Di lui restano, numerose, le incisioni discografiche – Siepi fu artista Decca, ma non incise soltanto con la casa londinese, pensiamo a L’Amore dei tre re di Montemezzi consegnato al disco per la RCA sotto la direzione di Nello Santi, – che ci restituiscono una voce che in gergo si definisce facile.
Cantare per Cesare Siepi, era come esprimersi parlando, con un’eleganza e una dolcezza che furono tutte sue e lo caratterizzarono nel confronto con colleghi illustri, suoi coevi.

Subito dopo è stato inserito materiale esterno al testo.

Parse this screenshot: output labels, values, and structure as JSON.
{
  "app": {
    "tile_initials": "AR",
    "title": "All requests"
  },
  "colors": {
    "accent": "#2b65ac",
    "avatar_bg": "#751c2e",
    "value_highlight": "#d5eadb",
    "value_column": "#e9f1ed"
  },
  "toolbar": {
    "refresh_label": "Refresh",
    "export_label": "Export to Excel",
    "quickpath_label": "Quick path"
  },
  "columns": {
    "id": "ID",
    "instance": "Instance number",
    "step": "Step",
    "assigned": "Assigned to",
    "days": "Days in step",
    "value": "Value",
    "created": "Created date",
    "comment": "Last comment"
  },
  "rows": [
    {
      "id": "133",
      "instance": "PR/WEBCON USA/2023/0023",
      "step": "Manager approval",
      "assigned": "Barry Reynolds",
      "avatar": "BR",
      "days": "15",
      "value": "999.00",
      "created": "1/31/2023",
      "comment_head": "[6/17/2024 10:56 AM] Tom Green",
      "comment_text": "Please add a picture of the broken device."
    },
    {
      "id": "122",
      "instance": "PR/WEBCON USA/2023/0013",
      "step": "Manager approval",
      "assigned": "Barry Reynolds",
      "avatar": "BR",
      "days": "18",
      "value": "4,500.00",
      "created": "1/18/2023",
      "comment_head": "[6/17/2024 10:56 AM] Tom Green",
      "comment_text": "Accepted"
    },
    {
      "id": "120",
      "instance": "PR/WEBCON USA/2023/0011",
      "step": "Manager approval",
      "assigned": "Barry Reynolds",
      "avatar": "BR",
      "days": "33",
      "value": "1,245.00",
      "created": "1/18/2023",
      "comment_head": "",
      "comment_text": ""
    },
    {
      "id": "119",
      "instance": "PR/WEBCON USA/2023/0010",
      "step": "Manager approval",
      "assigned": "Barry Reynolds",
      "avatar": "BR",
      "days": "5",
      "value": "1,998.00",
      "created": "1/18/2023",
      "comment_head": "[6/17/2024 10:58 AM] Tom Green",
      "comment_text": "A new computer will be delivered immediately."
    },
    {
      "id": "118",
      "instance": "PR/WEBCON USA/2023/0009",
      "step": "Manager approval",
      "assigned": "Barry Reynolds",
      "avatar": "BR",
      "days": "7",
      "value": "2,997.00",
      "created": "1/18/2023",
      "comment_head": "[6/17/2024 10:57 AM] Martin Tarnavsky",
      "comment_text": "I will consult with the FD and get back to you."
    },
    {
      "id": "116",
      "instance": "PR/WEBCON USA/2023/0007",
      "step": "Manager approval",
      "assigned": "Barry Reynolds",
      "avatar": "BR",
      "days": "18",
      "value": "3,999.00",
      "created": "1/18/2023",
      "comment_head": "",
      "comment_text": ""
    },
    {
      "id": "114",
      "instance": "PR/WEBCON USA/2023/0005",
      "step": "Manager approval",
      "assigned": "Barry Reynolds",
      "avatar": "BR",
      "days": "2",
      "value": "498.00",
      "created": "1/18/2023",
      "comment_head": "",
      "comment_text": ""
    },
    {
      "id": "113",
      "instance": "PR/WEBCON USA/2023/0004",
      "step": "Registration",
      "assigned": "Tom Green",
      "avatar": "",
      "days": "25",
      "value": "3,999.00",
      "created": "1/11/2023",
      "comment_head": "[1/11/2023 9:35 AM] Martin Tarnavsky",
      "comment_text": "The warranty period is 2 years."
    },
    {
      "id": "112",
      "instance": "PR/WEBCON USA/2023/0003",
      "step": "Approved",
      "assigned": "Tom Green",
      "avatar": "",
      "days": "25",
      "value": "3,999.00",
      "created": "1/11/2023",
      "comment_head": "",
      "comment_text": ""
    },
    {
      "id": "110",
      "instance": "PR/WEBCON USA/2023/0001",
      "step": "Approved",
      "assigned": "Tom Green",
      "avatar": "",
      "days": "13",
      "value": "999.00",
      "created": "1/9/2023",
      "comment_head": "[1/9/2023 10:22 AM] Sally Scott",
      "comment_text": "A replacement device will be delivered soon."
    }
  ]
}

Giacomo Lauri-Volpi, nelle sue Voci parallele (Bongiovanni, 1960) dà una definizione illuminante della vocalità privilegiata di Cesare Siepi: “Voce togata, un po’ sorda e aperta nella zona inferiore, manca del metallo aureo che costituiva il blocco compatto del lingotto vocale del romagnolo; il confronto è con Ezio Pinza. In compenso, Siepi sembra aver superato il metodo istintivo e modificato l’oggetto del suo canto.
Ricercatore assiduo, ha trovato la melodia nel fondo dell’anima, e va dirigendo la voce verso una meta infallibile. Donde la tenerezza e la persuasione del suo canto, la dignità del suo stile, l’austerità della sua colorita dizione, la solennità ieratica del suo atteggiamento scenico”.
Tutte qualità che oltre ad aver potuto apprezzare nelle non molte, ma pregnanti, occasioni di ascolto dal vivo, oltre al Don Carlo romano di cui dicevo prima, ricordo con meno piacere, ma non per il Sarastro di Siepi, Il Flauto magico mozartiano alla Fenice in versione italiana in uno spettacolo che non fu tra i più riusciti di Giorgio Pressburger, ho avuto quindi la possibilità e il piacee di verificare grazie al disco.
C’è un’aria di Verdi, in particolare, che – venata di malinconia com’è – mi sembra ideale per apprezzarne il timbro pastoso, la cura nella resttuzione della parola scenica, il gusto per un fraseggio morbido, la nobiltà dello stile. E’ quella del vecchio Silva in Ernani, “Infelice, e tuo credevi”, momento di debolezza di un personaggio severo e dolente, dalla determinazione quasi diabolica. Senza dimenticare, naturalmente, il suo capolavoro di scavo nel personaggio di Re Filippo, “Ella giammai m’amò” dal Don Carlo, che giustamente Carlo Colombara farà riascoltare nell’occasione dell’omaggio milanese a un suo illustre figlio.